Domani lo scontro nella direzione nazionale del Pd
Dopo la sconfitta elettorale dunque nel Pd la tensione è al massimo. Gli affondi sempre più pressanti a Renzi ne sono un segnale. E le nuove spaccature, oggi anche in seno alla maggioranza, lo dimostrano. Oggi alle 17.00 ci sarà una riunione della minoranza dem per fare il punto in vista dello scontro nella direzione nazionale di domani. La voglia di rimettere in discussione il governo del partito è diffusa. La linea è che “Ora Renzi compia una sterzata, altrimenti basta votare fiducie, no a deleghe in bianco”. L’opposizione interna, dunque, chiederà al premier un passo indietro dalla segreteria e un nuovo orizzonte per il governo. In questo senso Davide Zoggia è colui che si è spinto più avanti di tutti. Il presidente della Regione Toscana, Enrico Rossi, chiede almeno un organismo nuovo. E dice: “Bisogna rifuggire da spiegazioni semplicistiche tipo “Renzi non piace più” o “dovevamo trovare alla Leopolda la nostra Appendino”: “Il Pd è entrato in crisi col suo elettorato popolare, delle periferie. Ha sbagliato il racconto della crisi. E le nostre politiche sono state sbagliate”.

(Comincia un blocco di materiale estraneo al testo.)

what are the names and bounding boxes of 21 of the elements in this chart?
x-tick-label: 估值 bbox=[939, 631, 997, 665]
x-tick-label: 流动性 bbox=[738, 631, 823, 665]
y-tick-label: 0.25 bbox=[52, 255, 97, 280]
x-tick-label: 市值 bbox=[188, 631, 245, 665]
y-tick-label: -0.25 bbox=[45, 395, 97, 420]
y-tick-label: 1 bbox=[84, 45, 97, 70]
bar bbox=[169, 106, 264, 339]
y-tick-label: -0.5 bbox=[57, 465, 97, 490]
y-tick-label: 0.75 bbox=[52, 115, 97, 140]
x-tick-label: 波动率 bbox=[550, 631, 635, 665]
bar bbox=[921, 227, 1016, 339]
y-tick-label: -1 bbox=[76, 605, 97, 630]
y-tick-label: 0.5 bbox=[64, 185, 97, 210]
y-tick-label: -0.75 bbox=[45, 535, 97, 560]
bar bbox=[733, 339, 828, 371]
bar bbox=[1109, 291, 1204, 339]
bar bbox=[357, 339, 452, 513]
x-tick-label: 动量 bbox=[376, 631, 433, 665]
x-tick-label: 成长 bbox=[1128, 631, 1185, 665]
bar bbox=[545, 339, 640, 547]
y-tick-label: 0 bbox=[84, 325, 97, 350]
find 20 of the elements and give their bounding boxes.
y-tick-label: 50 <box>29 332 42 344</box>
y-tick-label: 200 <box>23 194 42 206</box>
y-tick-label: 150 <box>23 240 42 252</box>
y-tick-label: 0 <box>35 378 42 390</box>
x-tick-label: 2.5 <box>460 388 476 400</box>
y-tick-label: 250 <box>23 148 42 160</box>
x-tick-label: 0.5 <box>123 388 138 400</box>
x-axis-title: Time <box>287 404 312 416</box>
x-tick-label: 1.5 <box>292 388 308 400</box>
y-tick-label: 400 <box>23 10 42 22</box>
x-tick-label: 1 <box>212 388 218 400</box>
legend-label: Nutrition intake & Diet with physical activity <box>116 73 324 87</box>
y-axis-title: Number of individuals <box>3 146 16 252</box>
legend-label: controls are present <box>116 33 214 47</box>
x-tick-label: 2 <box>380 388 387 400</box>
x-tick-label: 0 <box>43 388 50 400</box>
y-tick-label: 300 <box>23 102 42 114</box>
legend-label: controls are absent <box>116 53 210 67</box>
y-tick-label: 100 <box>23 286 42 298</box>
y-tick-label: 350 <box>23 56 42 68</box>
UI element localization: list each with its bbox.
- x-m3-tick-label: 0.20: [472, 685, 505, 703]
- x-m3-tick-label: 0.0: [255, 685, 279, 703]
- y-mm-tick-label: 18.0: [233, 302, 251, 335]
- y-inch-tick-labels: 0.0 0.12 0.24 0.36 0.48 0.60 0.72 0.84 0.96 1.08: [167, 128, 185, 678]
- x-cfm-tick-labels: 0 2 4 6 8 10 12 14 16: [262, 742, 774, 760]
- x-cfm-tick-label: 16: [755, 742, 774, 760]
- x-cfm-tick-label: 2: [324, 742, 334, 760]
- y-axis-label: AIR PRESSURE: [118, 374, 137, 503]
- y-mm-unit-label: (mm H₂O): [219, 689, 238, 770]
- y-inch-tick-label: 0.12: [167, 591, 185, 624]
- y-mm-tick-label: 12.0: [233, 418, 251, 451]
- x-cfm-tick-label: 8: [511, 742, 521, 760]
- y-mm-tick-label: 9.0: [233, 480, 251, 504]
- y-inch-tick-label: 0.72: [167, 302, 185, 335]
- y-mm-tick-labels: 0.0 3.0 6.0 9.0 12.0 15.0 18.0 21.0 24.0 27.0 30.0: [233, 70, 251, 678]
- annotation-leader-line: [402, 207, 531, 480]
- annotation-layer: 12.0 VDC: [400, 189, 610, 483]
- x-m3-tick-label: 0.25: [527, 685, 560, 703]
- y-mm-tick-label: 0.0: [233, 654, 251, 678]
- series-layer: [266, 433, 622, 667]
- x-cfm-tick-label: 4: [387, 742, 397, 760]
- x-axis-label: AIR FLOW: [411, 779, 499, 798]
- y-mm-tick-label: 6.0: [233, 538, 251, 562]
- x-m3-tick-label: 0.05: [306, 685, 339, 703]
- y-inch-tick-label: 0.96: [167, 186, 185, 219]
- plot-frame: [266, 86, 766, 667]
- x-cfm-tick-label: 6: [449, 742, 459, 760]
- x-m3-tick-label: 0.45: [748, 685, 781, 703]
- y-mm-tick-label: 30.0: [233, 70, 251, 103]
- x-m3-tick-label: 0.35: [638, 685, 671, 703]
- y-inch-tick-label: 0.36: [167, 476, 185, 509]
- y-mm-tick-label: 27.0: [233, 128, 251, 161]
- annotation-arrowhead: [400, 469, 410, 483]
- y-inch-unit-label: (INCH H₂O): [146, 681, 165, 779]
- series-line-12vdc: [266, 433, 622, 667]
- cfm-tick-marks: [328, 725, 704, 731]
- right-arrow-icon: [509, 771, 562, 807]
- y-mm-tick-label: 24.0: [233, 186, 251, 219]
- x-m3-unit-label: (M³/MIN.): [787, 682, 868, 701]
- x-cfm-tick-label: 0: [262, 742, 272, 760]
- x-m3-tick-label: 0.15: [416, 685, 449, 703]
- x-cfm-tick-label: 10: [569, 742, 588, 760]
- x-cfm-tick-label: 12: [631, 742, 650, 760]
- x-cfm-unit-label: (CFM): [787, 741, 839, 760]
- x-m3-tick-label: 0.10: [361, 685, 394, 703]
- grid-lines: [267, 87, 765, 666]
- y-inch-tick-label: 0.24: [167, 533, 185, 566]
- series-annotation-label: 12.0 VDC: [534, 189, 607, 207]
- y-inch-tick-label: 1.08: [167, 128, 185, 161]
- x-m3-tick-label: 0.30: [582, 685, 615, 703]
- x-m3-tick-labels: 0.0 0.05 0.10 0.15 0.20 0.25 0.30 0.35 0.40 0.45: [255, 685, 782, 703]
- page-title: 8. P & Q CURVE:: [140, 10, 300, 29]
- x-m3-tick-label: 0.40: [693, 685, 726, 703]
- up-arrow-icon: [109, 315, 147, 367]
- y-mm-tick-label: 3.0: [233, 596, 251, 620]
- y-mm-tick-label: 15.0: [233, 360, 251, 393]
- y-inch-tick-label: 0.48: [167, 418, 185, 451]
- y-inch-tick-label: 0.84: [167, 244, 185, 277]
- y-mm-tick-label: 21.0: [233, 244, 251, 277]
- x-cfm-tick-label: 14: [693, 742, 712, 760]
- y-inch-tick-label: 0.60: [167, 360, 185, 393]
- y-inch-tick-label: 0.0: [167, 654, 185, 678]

Per Rossi, come per Gianni Cuperlo, è stato ad esempio un errore abbassare “le tasse allo stesso modo a ricchi e poveri”, come fatto con l’operazione dell’Imu e, in parte, con quella degli 80 euro, non progressivi”. Sul tavolo anche una lettera aperta del deputato Enzo Lattuca: “Caro Renzi, spesso è sembrato che il Pd per te fosse un peso e un impiccio. Da quando sei segretario, abbiamo raggiunto l’apice della correntizzazione. Vorrei che ritrovassimo insieme la strada per cambiare questo Paese”.
La richiesta di dimissioni del commissario, poi, corrisponde ad un sentimento molto diffuso nel partito romano. Per partecipare Pier Luigi Bersani arriverà da Bruxelles. Sarà Roberto Speranza, che sta preparando la relazione, ad intervenire ponendo l’accento sul bisogno di ridare al Pd un’identità di sinistra rispondendo ai temi sociali da tempo posti dalla minoranza: pensioni, sanità, autonomie locali, necessità di reintrodurre l’Imu, provvedimenti a favore della povertà, ossigeno per gli enti locali, recupero delle periferie.
In molti attendono l’intervento di Renzi
Probabilmente domani la strategia di Orfini sarà quella, se necessario, di dirsi disponibile ad anticipare il congresso del Pd romano, previsto in un primo momento ad ottobre subito dopo il referendum costituzionale, decisione che per statuto spetta alla direzione, sull’esempio di quanto stabilito dal gruppo dirigente dem di Torino. Lì il segretario Morri non si ricandiderà e l’appuntamento fissato per l’inizio del 2017 sarà anticipato a settembre. Il responsabile Riforme del Pd, Emanuele Fiano, poi, assicura che sull’Italicum il premier “aprirà una riflessione già in Direzione”. In molti attendono l’intervento di Renzi per capire la linea sulla legge elettorale e per comprendere se il premier è ancora intenzionato a lasciare Palazzo Chigi se l’esito del referendum d’ottobre sulla riforma costituzionale fosse a favore del no.